There is obviously a bug and here's a fixed version of the function:

def solve_bisect_v2(instructions):
    N, E, S = 1j, 1, -1j
    _inf, inf = float('-inf'), float('inf')
    direction, pos, prev_pos, prev_segment = N, 0, 0, None
    parallel, orthogonal = [], []  # segments
    for i in instructions.split(', '):
        direction *= {'R': -1j, 'L': 1j}[i[0]]
        pos += direction * int(i[1:])
        #                                  "Level"        start-end
        if direction in (N, S): segment = (prev_pos.real, *sorted([prev_pos.imag, pos.imag]))
        else:                   segment = (prev_pos.imag, *sorted([prev_pos.real, pos.real]))
        if orthogonal and segment[0] == 0 and segment[1] <= 0 <= segment[2]:
            return 0
        insort(parallel, segment)
        start = bisect_left (orthogonal, (segment[1], _inf))
        end   = bisect_right(orthogonal, (segment[2],  inf))
        candidates = orthogonal[start:end]
        for c in candidates if direction in (N, E) else candidates[::-1]:
            if prev_segment != c and c[1] <= segment[0] <= c[2]:
                return abs(segment[0]) + abs(c[0])
        prev_pos, prev_segment, parallel, orthogonal = pos, segment, orthogonal, parallel

I've changed some variable names to make it more readable.

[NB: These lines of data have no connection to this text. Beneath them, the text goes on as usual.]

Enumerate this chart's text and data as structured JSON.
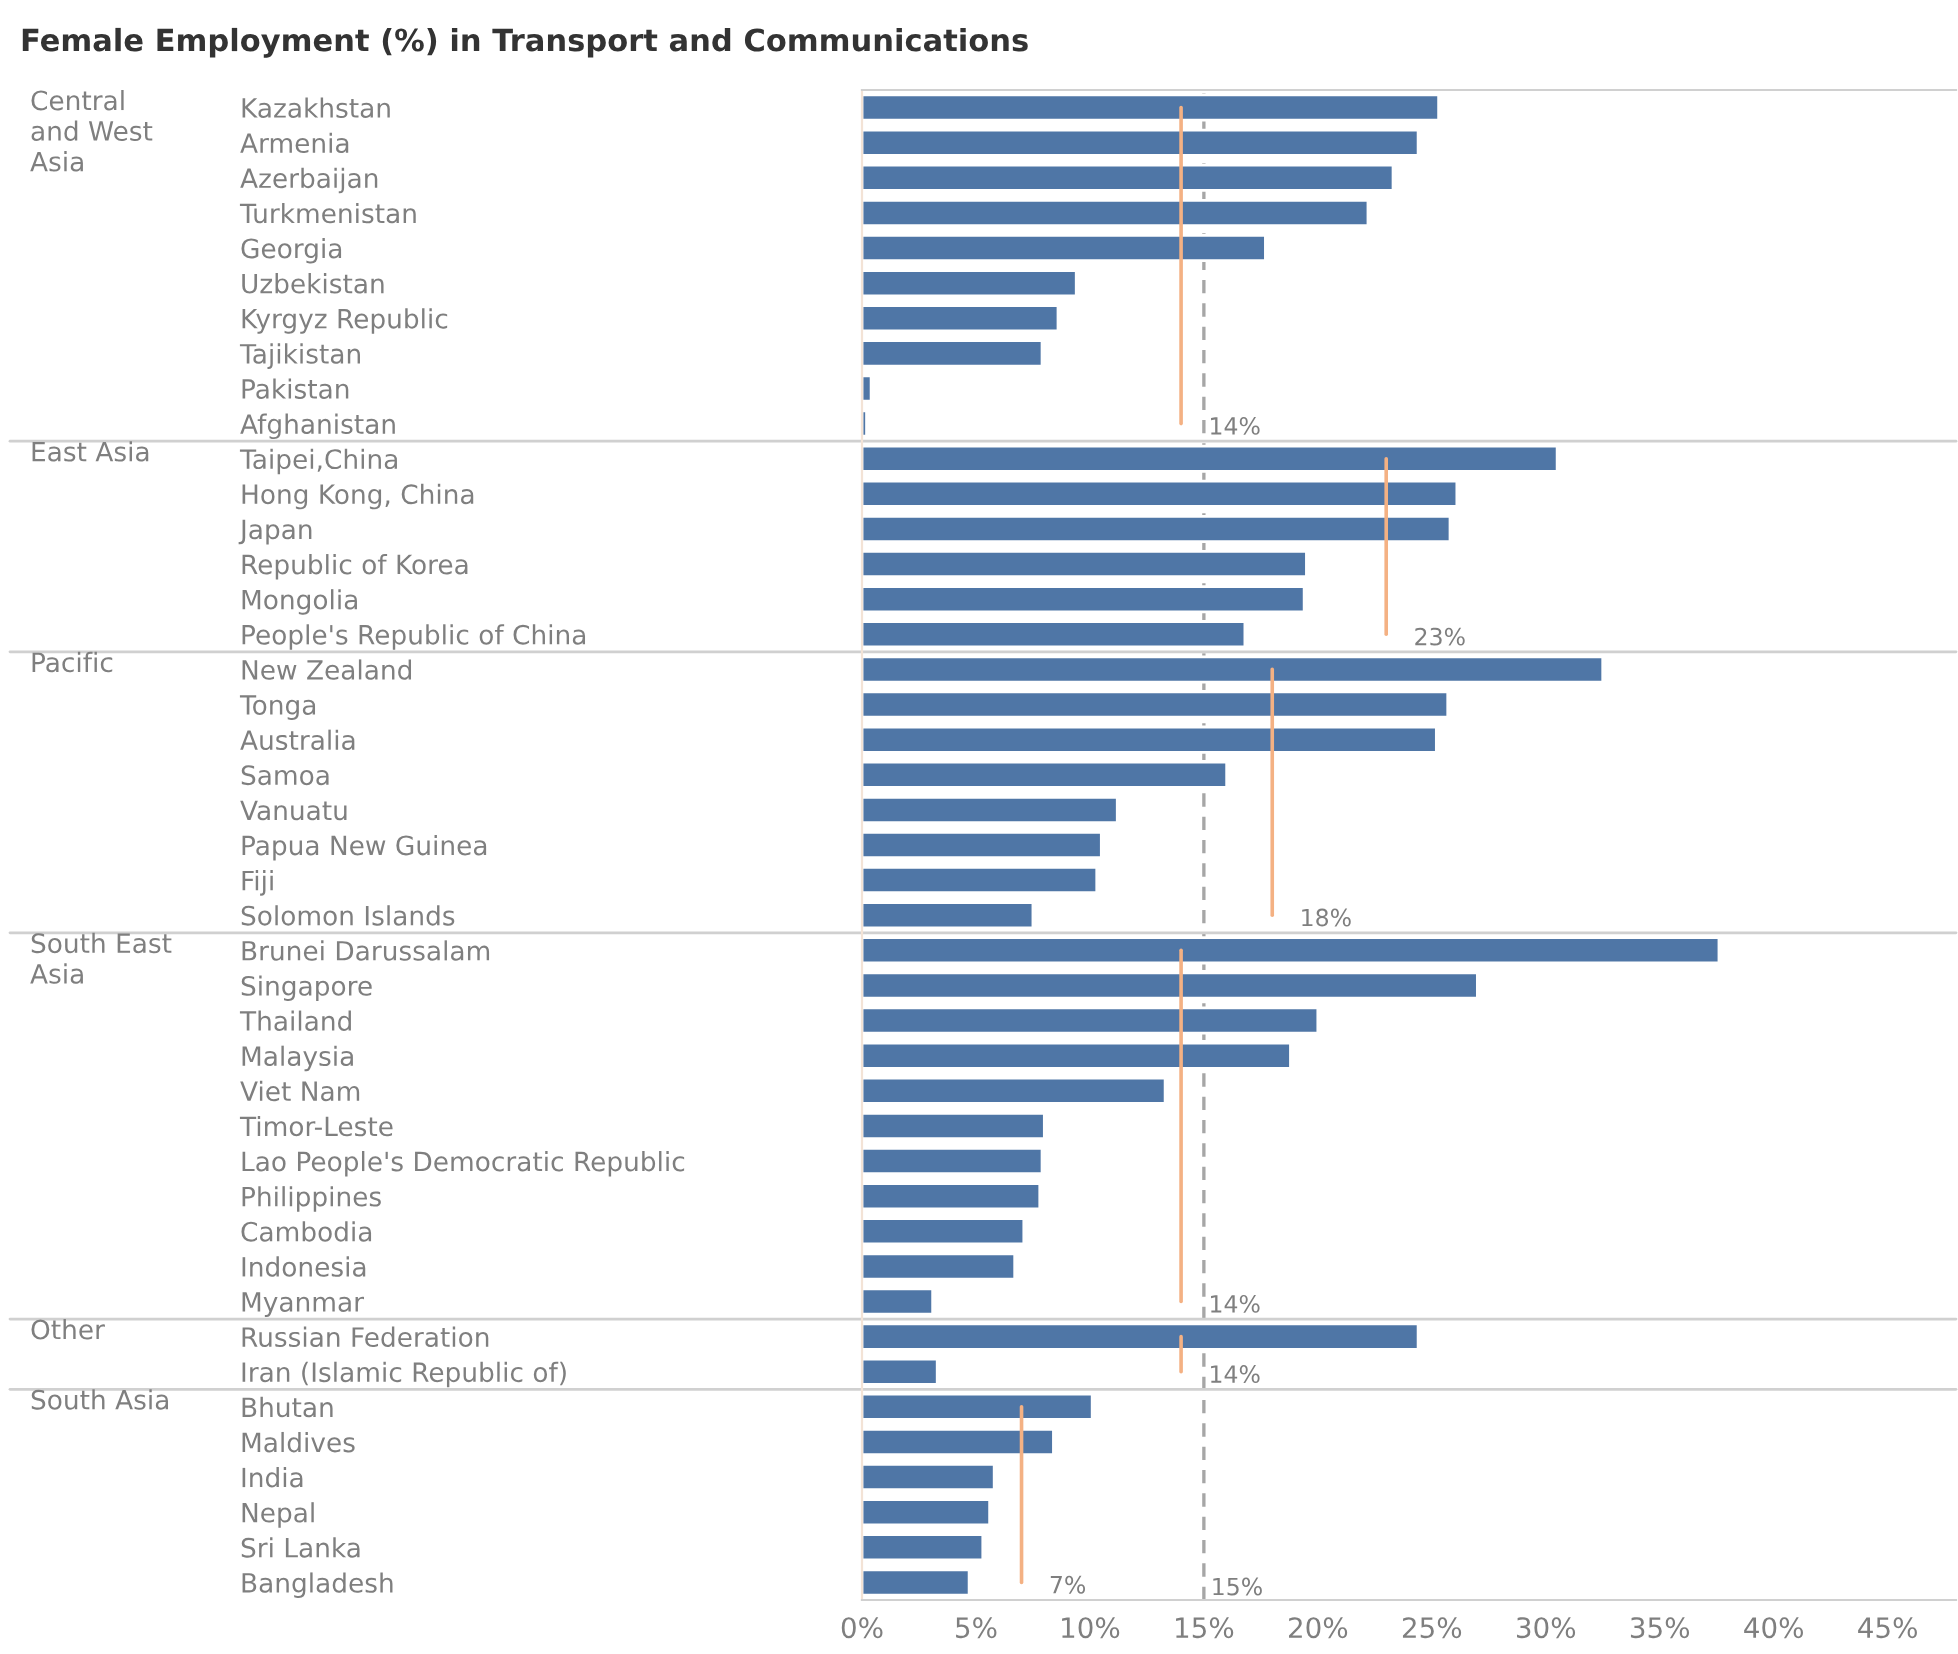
{
  "chart_data": {
    "type": "bar",
    "orientation": "horizontal",
    "title": "Female Employment (%) in Transport and Communications",
    "categories": [
      "Kazakhstan",
      "Armenia",
      "Azerbaijan",
      "Turkmenistan",
      "Georgia",
      "Uzbekistan",
      "Kyrgyz Republic",
      "Tajikistan",
      "Pakistan",
      "Afghanistan",
      "Taipei,China",
      "Hong Kong, China",
      "Japan",
      "Republic of Korea",
      "Mongolia",
      "People's Republic of China",
      "New Zealand",
      "Tonga",
      "Australia",
      "Samoa",
      "Vanuatu",
      "Papua New Guinea",
      "Fiji",
      "Solomon Islands",
      "Brunei Darussalam",
      "Singapore",
      "Thailand",
      "Malaysia",
      "Viet Nam",
      "Timor-Leste",
      "Lao People's Democratic Republic",
      "Philippines",
      "Cambodia",
      "Indonesia",
      "Myanmar",
      "Russian Federation",
      "Iran (Islamic Republic of)",
      "Bhutan",
      "Maldives",
      "India",
      "Nepal",
      "Sri Lanka",
      "Bangladesh"
    ],
    "series": [
      {
        "color": "#4f76a6",
        "values": [
          25.3,
          24.4,
          23.3,
          22.2,
          17.7,
          9.4,
          8.6,
          7.9,
          0.4,
          0.2,
          30.5,
          26.1,
          25.8,
          19.5,
          19.4,
          16.8,
          32.5,
          25.7,
          25.2,
          16.0,
          11.2,
          10.5,
          10.3,
          7.5,
          37.6,
          27.0,
          20.0,
          18.8,
          13.3,
          8.0,
          7.9,
          7.8,
          7.1,
          6.7,
          3.1,
          24.4,
          3.3,
          10.1,
          8.4,
          5.8,
          5.6,
          5.3,
          4.7
        ]
      },
      {
        "type": "line",
        "color": "#f4b183",
        "values": [
          14,
          14,
          14,
          14,
          14,
          14,
          14,
          14,
          14,
          14,
          null,
          null,
          null,
          null,
          null,
          null,
          null,
          null,
          null,
          null,
          null,
          null,
          null,
          null,
          null,
          null,
          null,
          null,
          null,
          null,
          null,
          null,
          null,
          null,
          null,
          null,
          null,
          null,
          null,
          null,
          null,
          null,
          null
        ],
        "value_labels": [
          null,
          null,
          null,
          null,
          null,
          null,
          null,
          null,
          null,
          "14%",
          null,
          null,
          null,
          null,
          null,
          null,
          null,
          null,
          null,
          null,
          null,
          null,
          null,
          null,
          null,
          null,
          null,
          null,
          null,
          null,
          null,
          null,
          null,
          null,
          null,
          null,
          null,
          null,
          null,
          null,
          null,
          null,
          null
        ]
      },
      {
        "type": "line",
        "color": "#f4b183",
        "values": [
          null,
          null,
          null,
          null,
          null,
          null,
          null,
          null,
          null,
          null,
          23,
          23,
          23,
          23,
          23,
          23,
          null,
          null,
          null,
          null,
          null,
          null,
          null,
          null,
          null,
          null,
          null,
          null,
          null,
          null,
          null,
          null,
          null,
          null,
          null,
          null,
          null,
          null,
          null,
          null,
          null,
          null,
          null
        ],
        "value_labels": [
          null,
          null,
          null,
          null,
          null,
          null,
          null,
          null,
          null,
          null,
          null,
          null,
          null,
          null,
          null,
          "23%",
          null,
          null,
          null,
          null,
          null,
          null,
          null,
          null,
          null,
          null,
          null,
          null,
          null,
          null,
          null,
          null,
          null,
          null,
          null,
          null,
          null,
          null,
          null,
          null,
          null,
          null,
          null
        ]
      },
      {
        "type": "line",
        "color": "#f4b183",
        "values": [
          null,
          null,
          null,
          null,
          null,
          null,
          null,
          null,
          null,
          null,
          null,
          null,
          null,
          null,
          null,
          null,
          18,
          18,
          18,
          18,
          18,
          18,
          18,
          18,
          null,
          null,
          null,
          null,
          null,
          null,
          null,
          null,
          null,
          null,
          null,
          null,
          null,
          null,
          null,
          null,
          null,
          null,
          null
        ],
        "value_labels": [
          null,
          null,
          null,
          null,
          null,
          null,
          null,
          null,
          null,
          null,
          null,
          null,
          null,
          null,
          null,
          null,
          null,
          null,
          null,
          null,
          null,
          null,
          null,
          "18%",
          null,
          null,
          null,
          null,
          null,
          null,
          null,
          null,
          null,
          null,
          null,
          null,
          null,
          null,
          null,
          null,
          null,
          null,
          null
        ]
      },
      {
        "type": "line",
        "color": "#f4b183",
        "values": [
          null,
          null,
          null,
          null,
          null,
          null,
          null,
          null,
          null,
          null,
          null,
          null,
          null,
          null,
          null,
          null,
          null,
          null,
          null,
          null,
          null,
          null,
          null,
          null,
          14,
          14,
          14,
          14,
          14,
          14,
          14,
          14,
          14,
          14,
          14,
          null,
          null,
          null,
          null,
          null,
          null,
          null,
          null
        ],
        "value_labels": [
          null,
          null,
          null,
          null,
          null,
          null,
          null,
          null,
          null,
          null,
          null,
          null,
          null,
          null,
          null,
          null,
          null,
          null,
          null,
          null,
          null,
          null,
          null,
          null,
          null,
          null,
          null,
          null,
          null,
          null,
          null,
          null,
          null,
          null,
          "14%",
          null,
          null,
          null,
          null,
          null,
          null,
          null,
          null
        ]
      },
      {
        "type": "line",
        "color": "#f4b183",
        "values": [
          null,
          null,
          null,
          null,
          null,
          null,
          null,
          null,
          null,
          null,
          null,
          null,
          null,
          null,
          null,
          null,
          null,
          null,
          null,
          null,
          null,
          null,
          null,
          null,
          null,
          null,
          null,
          null,
          null,
          null,
          null,
          null,
          null,
          null,
          null,
          14,
          14,
          null,
          null,
          null,
          null,
          null,
          null
        ],
        "value_labels": [
          null,
          null,
          null,
          null,
          null,
          null,
          null,
          null,
          null,
          null,
          null,
          null,
          null,
          null,
          null,
          null,
          null,
          null,
          null,
          null,
          null,
          null,
          null,
          null,
          null,
          null,
          null,
          null,
          null,
          null,
          null,
          null,
          null,
          null,
          null,
          null,
          "14%",
          null,
          null,
          null,
          null,
          null,
          null
        ]
      },
      {
        "type": "line",
        "color": "#f4b183",
        "values": [
          null,
          null,
          null,
          null,
          null,
          null,
          null,
          null,
          null,
          null,
          null,
          null,
          null,
          null,
          null,
          null,
          null,
          null,
          null,
          null,
          null,
          null,
          null,
          null,
          null,
          null,
          null,
          null,
          null,
          null,
          null,
          null,
          null,
          null,
          null,
          null,
          null,
          7,
          7,
          7,
          7,
          7,
          7
        ],
        "value_labels": [
          null,
          null,
          null,
          null,
          null,
          null,
          null,
          null,
          null,
          null,
          null,
          null,
          null,
          null,
          null,
          null,
          null,
          null,
          null,
          null,
          null,
          null,
          null,
          null,
          null,
          null,
          null,
          null,
          null,
          null,
          null,
          null,
          null,
          null,
          null,
          null,
          null,
          null,
          null,
          null,
          null,
          null,
          "7%"
        ]
      }
    ],
    "annotations": [
      "Central\nand West\nAsia",
      "East Asia",
      "Pacific",
      "South East\nAsia",
      "Other",
      "South Asia"
    ],
    "xlim": [
      0,
      48
    ],
    "xticks": [
      {
        "value": 0,
        "label": "0%"
      },
      {
        "value": 5,
        "label": "5%"
      },
      {
        "value": 10,
        "label": "10%"
      },
      {
        "value": 15,
        "label": "15%"
      },
      {
        "value": 20,
        "label": "20%"
      },
      {
        "value": 25,
        "label": "25%"
      },
      {
        "value": 30,
        "label": "30%"
      },
      {
        "value": 35,
        "label": "35%"
      },
      {
        "value": 40,
        "label": "40%"
      },
      {
        "value": 45,
        "label": "45%"
      }
    ],
    "ref_lines": [
      {
        "axis": "x",
        "value": 15,
        "label": "15%",
        "color": "#a6a6a6",
        "line_style": "dashed"
      }
    ],
    "grid": false,
    "legend": false,
    "marker": "none",
    "line_style": "solid"
  }
}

solve_bisect_v2 passes next tests:

cases = [
    ('R1', None),
    ('L1, L1, L1, L1', 0),
    ('R1, R1, R2, R1, R1', 0),
    ('R8, R4, R4, R8', 4),
]

for instructions, answer in cases:
    assert solve_bisect_v2(instructions) == answer

I've also run the next loop for a couple of minutes and it didn't stop on its own:

while True:
    instructions = ', '.join(f'{choice("LR")}{randrange(1, 1000000)}' for _ in range(100000))
    assert solve_set(instructions) == solve_bisect_v2(instructions)

The logic hasn't really changed. I've fixed candidates calculation and added a check for segments running through (0, 0) that are colinear to the first segment (cases[2] checks that).